Shapiro Declares Candidacy for Governor, Blasts Republicans

Pennsylvania's Democratic attorney general Josh Shapiro speaks to a crowd with the fountain at Point State Park behind him during his campaign launch address for Pennsylvania governor, Wednesday, Oct. 13, 2021, in Pittsburgh. (AP Photo/Keith Srakocic)

By Associated Press

October 13, 2021

In a campaign kickoff speech in Pittsburgh, Shapiro said Republican candidates are “peddling the Big Lie” that the 2020 presidential election was stolen from Trump and are “doing real damage to our democracy.”

HARRISBURG — Pennsylvania’s Democratic attorney general announced his candidacy for governor Wednesday and sought to tie his Republican rivals to the Jan. 6 Capitol insurrection and former President Donald Trump’s efforts to overturn last year’s election.

Josh Shapiro is running unopposed in the Democratic primary so far, while the Republican field is crowded with state senators, business leaders, a former congressman, a former federal prosecutor under Trump, and others in what is expected to be a fiercely contested 2022 gubernatorial race.

In a campaign kickoff speech in Pittsburgh, Shapiro said Republican gubernatorial candidates are “peddling the Big Lie” that the 2020 presidential election was stolen from Trump and are “doing real damage to our democracy.”

“They’re passing far-right litmus tests, and they’re pandering to the special interests,” he said.

The Republican Governors Association shot back that Shapiro would continue what it called the “failed policies” of the incumbent governor, Democrat Tom Wolf. It said Wolf’s COVID-19 pandemic policies have “endangered Pennsylvania seniors, crushed the economy, and left the Keystone State with an unemployment rate well above the national average.”

“It’s no wonder Shapiro is the Democrats’ hand-picked candidate, who else will carry on the failed policies that have left the commonwealth behind?” the Republicans’ statement said.

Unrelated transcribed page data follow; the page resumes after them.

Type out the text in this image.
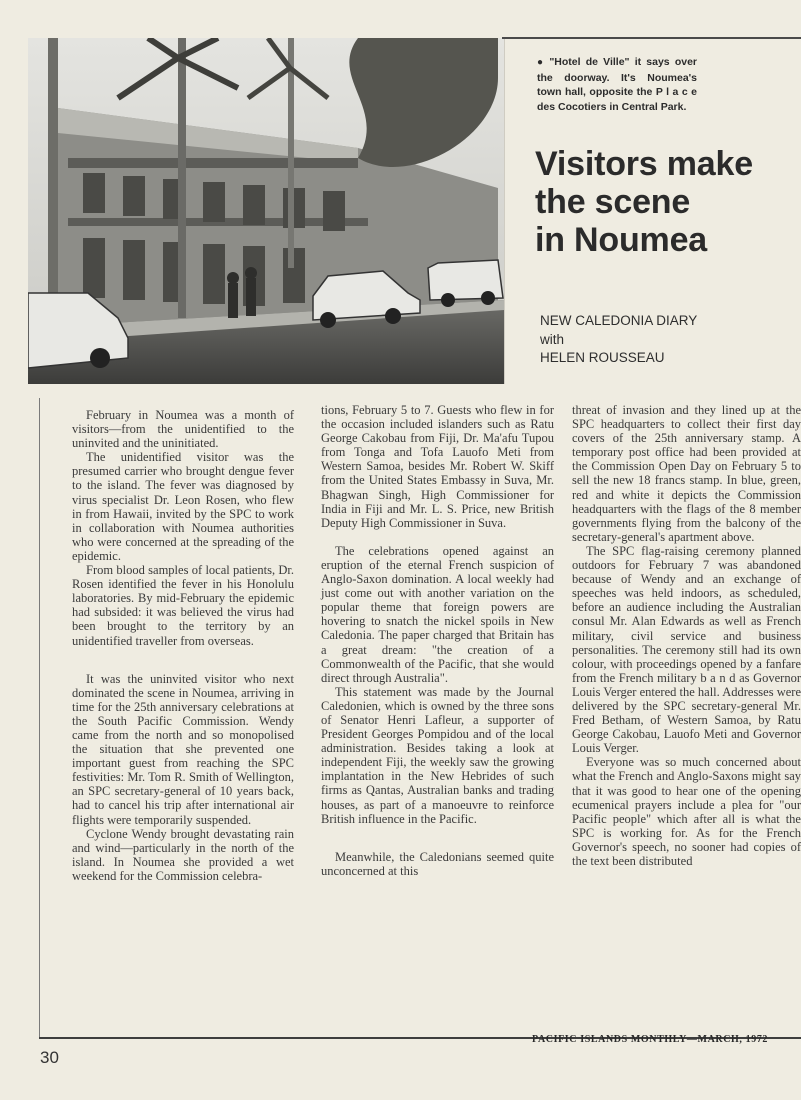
● "Hotel de Ville" it says over the doorway. It's Noumea's town hall, opposite the P l a c e des Cocotiers in Central Park.
Visitors make
the scene
in Noumea
NEW CALEDONIA DIARY
with
HELEN ROUSSEAU

February in Noumea was a month of visitors—from the unidentified to the uninvited and the uninitiated.

The unidentified visitor was the presumed carrier who brought dengue fever to the island. The fever was diagnosed by virus specialist Dr. Leon Rosen, who flew in from Hawaii, invited by the SPC to work in collaboration with Noumea authorities who were concerned at the spreading of the epidemic.

From blood samples of local patients, Dr. Rosen identified the fever in his Honolulu laboratories. By mid-February the epidemic had subsided: it was believed the virus had been brought to the territory by an unidentified traveller from overseas.

It was the uninvited visitor who next dominated the scene in Noumea, arriving in time for the 25th anniversary celebrations at the South Pacific Commission. Wendy came from the north and so monopolised the situation that she prevented one important guest from reaching the SPC festivities: Mr. Tom R. Smith of Wellington, an SPC secretary-general of 10 years back, had to cancel his trip after international air flights were temporarily suspended.

Cyclone Wendy brought devastating rain and wind—particularly in the north of the island. In Noumea she provided a wet weekend for the Commission celebra-

tions, February 5 to 7. Guests who flew in for the occasion included islanders such as Ratu George Cakobau from Fiji, Dr. Ma'afu Tupou from Tonga and Tofa Lauofo Meti from Western Samoa, besides Mr. Robert W. Skiff from the United States Embassy in Suva, Mr. Bhagwan Singh, High Commissioner for India in Fiji and Mr. L. S. Price, new British Deputy High Commissioner in Suva.

The celebrations opened against an eruption of the eternal French suspicion of Anglo-Saxon domination. A local weekly had just come out with another variation on the popular theme that foreign powers are hovering to snatch the nickel spoils in New Caledonia. The paper charged that Britain has a great dream: "the creation of a Commonwealth of the Pacific, that she would direct through Australia".

This statement was made by the Journal Caledonien, which is owned by the three sons of Senator Henri Lafleur, a supporter of President Georges Pompidou and of the local administration. Besides taking a look at independent Fiji, the weekly saw the growing implantation in the New Hebrides of such firms as Qantas, Australian banks and trading houses, as part of a manoeuvre to reinforce British influence in the Pacific.

Meanwhile, the Caledonians seemed quite unconcerned at this

threat of invasion and they lined up at the SPC headquarters to collect their first day covers of the 25th anniversary stamp. A temporary post office had been provided at the Commission Open Day on February 5 to sell the new 18 francs stamp. In blue, green, red and white it depicts the Commission headquarters with the flags of the 8 member governments flying from the balcony of the secretary-general's apartment above.

The SPC flag-raising ceremony planned outdoors for February 7 was abandoned because of Wendy and an exchange of speeches was held indoors, as scheduled, before an audience including the Australian consul Mr. Alan Edwards as well as French military, civil service and business personalities. The ceremony still had its own colour, with proceedings opened by a fanfare from the French military b a n d as Governor Louis Verger entered the hall. Addresses were delivered by the SPC secretary-general Mr. Fred Betham, of Western Samoa, by Ratu George Cakobau, Lauofo Meti and Governor Louis Verger.

Everyone was so much concerned about what the French and Anglo-Saxons might say that it was good to hear one of the opening ecumenical prayers include a plea for "our Pacific people" which after all is what the SPC is working for. As for the French Governor's speech, no sooner had copies of the text been distributed

PACIFIC ISLANDS MONTHLY—MARCH, 1972
30
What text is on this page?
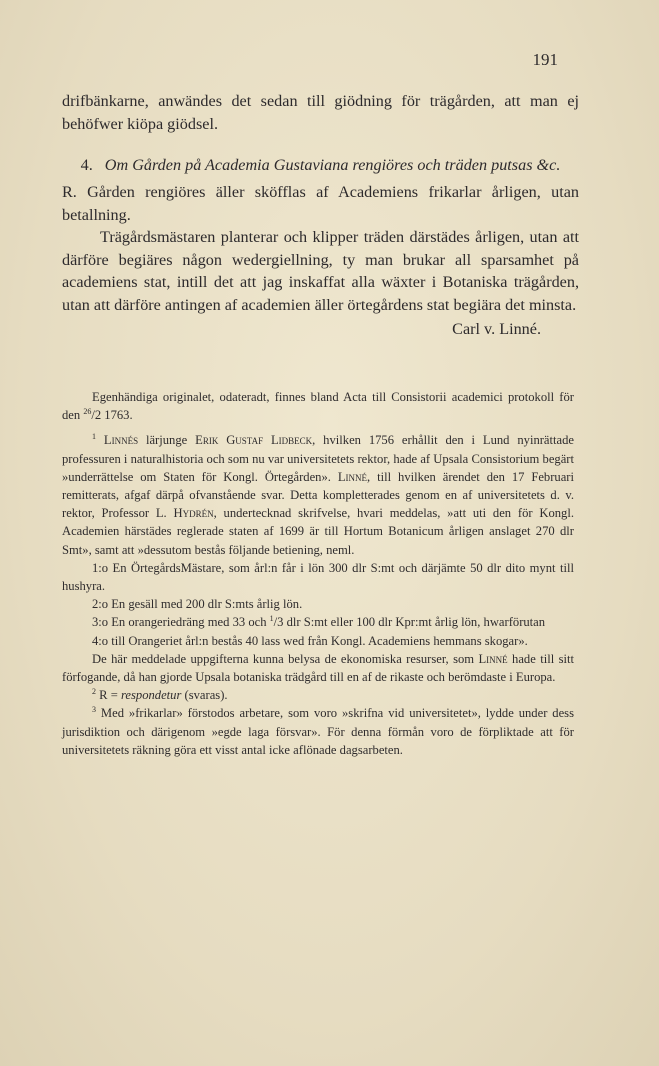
191

drifbänkarne, anwändes det sedan till giödning för trägården, att man ej behöfwer kiöpa giödsel.

4. Om Gården på Academia Gustaviana rengiöres och träden putsas &c.

R. Gården rengiöres äller sköfflas af Academiens frikarlar årligen, utan betallning.

Trägårdsmästaren planterar och klipper träden därstädes årligen, utan att därföre begiäres någon wedergiellning, ty man brukar all sparsamhet på academiens stat, intill det att jag inskaffat alla wäxter i Botaniska trägården, utan att därföre antingen af academien äller örtegårdens stat begiära det minsta.

Carl v. Linné.

Egenhändiga originalet, odateradt, finnes bland Acta till Consistorii academici protokoll för den $^{26}$/2 1763.

$^1$ Linnés lärjunge Erik Gustaf Lidbeck, hvilken 1756 erhållit den i Lund nyinrättade professuren i naturalhistoria och som nu var universitetets rektor, hade af Upsala Consistorium begärt »underrättelse om Staten för Kongl. Örtegården». Linné, till hvilken ärendet den 17 Februari remitterats, afgaf därpå ofvanstående svar. Detta kompletterades genom en af universitetets d. v. rektor, Professor L. Hydrén, undertecknad skrifvelse, hvari meddelas, »att uti den för Kongl. Academien härstädes reglerade staten af 1699 är till Hortum Botanicum årligen anslaget 270 dlr Smt», samt att »dessutom bestås följande betiening, neml.

1:o En ÖrtegårdsMästare, som årl:n får i lön 300 dlr S:mt och därjämte 50 dlr dito mynt till hushyra.

2:o En gesäll med 200 dlr S:mts årlig lön.

3:o En orangeriedräng med 33 och $^1$/3 dlr S:mt eller 100 dlr Kpr:mt årlig lön, hwarförutan

4:o till Orangeriet årl:n bestås 40 lass wed från Kongl. Academiens hemmans skogar».

De här meddelade uppgifterna kunna belysa de ekonomiska resurser, som Linné hade till sitt förfogande, då han gjorde Upsala botaniska trädgård till en af de rikaste och berömdaste i Europa.

$^2$ R = respondetur (svaras).

$^3$ Med »frikarlar» förstodos arbetare, som voro »skrifna vid universitetet», lydde under dess jurisdiktion och därigenom »egde laga försvar». För denna förmån voro de förpliktade att för universitetets räkning göra ett visst antal icke aflönade dagsarbeten.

Wolf is constitutionally barred from seeking a third term.

The state is closely divided between the two major parties and the governor’s race is certain to be hard fought, as will the race to fill retiring Republican US Sen. Pat Toomey’s seat.

In a campaign video, Shapiro said Republican candidates “want to lead us down a dark path, undermine free and fair elections, strip away voting rights and permanently divide us.” The video showed images of the Capitol riot and a newspaper headline about GOP state lawmakers’ ongoing “forensic investigation” of last year’s presidential election. 

Shapiro’s office has gone to court to block a Republican-controlled Senate committee’s subpoena to state election officials.

In Pittsburgh, Shapiro touted his record as attorney general, highlighting his office’s battles with the Trump campaign after the 2020 election and his work to intervene in a dispute between two major healthcare providers, UMPC and Highmark.

His tenure also produced a groundbreaking grand jury report on child sexual abuse by Roman Catholic clergy, which he said revealed a “conspiracy and coverup that went from dioceses here in Pennsylvania all the way to the Vatican.”

Shapiro served as a state representative and chair of the Montgomery County commissioners board before winning election as the state’s top prosecutor in 2016 with no law enforcement background and little practical courtroom experience.

Shapiro, 48, was scheduled to hold a rally in his native Montgomery County later Wednesday and then embark on a statewide bus tour.